MRes/PhD student Lisa Hindmarsh ran a public engagement activity at the Open Day at Moorbank Gardens. Adults and children alike loved seeing the mantids, and using the microscopes to look at oothecae and other biological specimens.

Zoltan’s diary: Friday 15/03/2013

The moral of today: One measurement is not a measurement. Practically the only two things I can do is to build the stimulator circuit and get an other photometer to make sure it’s not a calibration artifact. Then, all I can do is wash my hands how Pontius Pilate did. Then, I have locked out all possibility to have a misconducted measurement, and then, I can say is that my measurement is indeed correct no matter how wacky and unrealistic it seems. So the question is now if I have something publishable or more modest. Two weeks to go.

Proud PI

We just hosted a lab tour of shortlisted applicants to Newcastle’s Wellcome-Trust-funded 4-year neuroscience PhD theme. We only had half an hour, but in this time Paul, James, Zoltan, Parto and Lisa each gave a dynamic and lucid summary of their work, its motivation and important, and showed off their stimuli / insects / smartphones (delete as appropriate). On the way out one of the applicants said to me, “And what do YOU do?” I just waved a hand airily and said, “Oh, I supervise, you know…” Frankly with this team I’m fairly redundant but I like to think I look decorative.

Zoltan’s diary: Thursday 14/03/2013

The weird result I am seeing is not caused by the monitor. Also, it is not caused by the different refresh rate and stabilised plate current. I am getting the same things over and over again, and the test show that there is a significant deviation to what I was expecting. I can’t think of any other thing I might have missed, and the results are pretty consistent. I currently have 10 matlab figures open and can see the same pattern over and over again. Okay, the coefficients are different, but the other monitor is brighter, smaller and behaves differently.

To do an other verification, I will make a circuit, and will check it with LEDs as well. This tendency should vanish.
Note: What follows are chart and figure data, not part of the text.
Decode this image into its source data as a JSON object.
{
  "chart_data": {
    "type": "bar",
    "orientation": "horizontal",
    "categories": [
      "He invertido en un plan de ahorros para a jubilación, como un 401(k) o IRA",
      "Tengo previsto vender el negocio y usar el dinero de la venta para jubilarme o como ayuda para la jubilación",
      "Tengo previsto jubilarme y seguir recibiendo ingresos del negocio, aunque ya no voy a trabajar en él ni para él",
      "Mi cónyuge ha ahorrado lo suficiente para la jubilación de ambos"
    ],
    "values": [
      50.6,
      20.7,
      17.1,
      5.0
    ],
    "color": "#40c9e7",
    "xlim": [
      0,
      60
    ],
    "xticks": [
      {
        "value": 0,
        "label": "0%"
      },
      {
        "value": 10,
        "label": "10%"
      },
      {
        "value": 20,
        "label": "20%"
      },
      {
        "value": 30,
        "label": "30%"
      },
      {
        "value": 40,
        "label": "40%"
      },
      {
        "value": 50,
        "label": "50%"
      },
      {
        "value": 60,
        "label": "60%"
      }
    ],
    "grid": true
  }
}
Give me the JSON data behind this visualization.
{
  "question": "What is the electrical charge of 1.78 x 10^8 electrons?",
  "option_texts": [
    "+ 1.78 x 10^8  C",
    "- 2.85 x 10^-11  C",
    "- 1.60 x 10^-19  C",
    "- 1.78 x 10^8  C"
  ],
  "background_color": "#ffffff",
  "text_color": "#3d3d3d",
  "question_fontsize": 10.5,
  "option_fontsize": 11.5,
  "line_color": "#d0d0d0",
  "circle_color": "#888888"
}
Zoltan’s diary: Tuesday 12/03/2013

Do you know what is the answer to the ultimate question of life, the universe and everything? If you say 42, well, you are at least as much of a nerd as I am.

I think I found today the psychophysics equivalent of it: 1.4142136. I don’t want to jump into conclusions, so I am doing extra verification, replacing displays, redoing experiments, so I can be a hundred zillion percent sure that it’s not there because I forgot something. Guess I will find out in the next few days.

Also, I had my arm zapped for a good 20 minutes. Georgia was astonished how fast I found the nerve in my arm to test a reflex. Weird.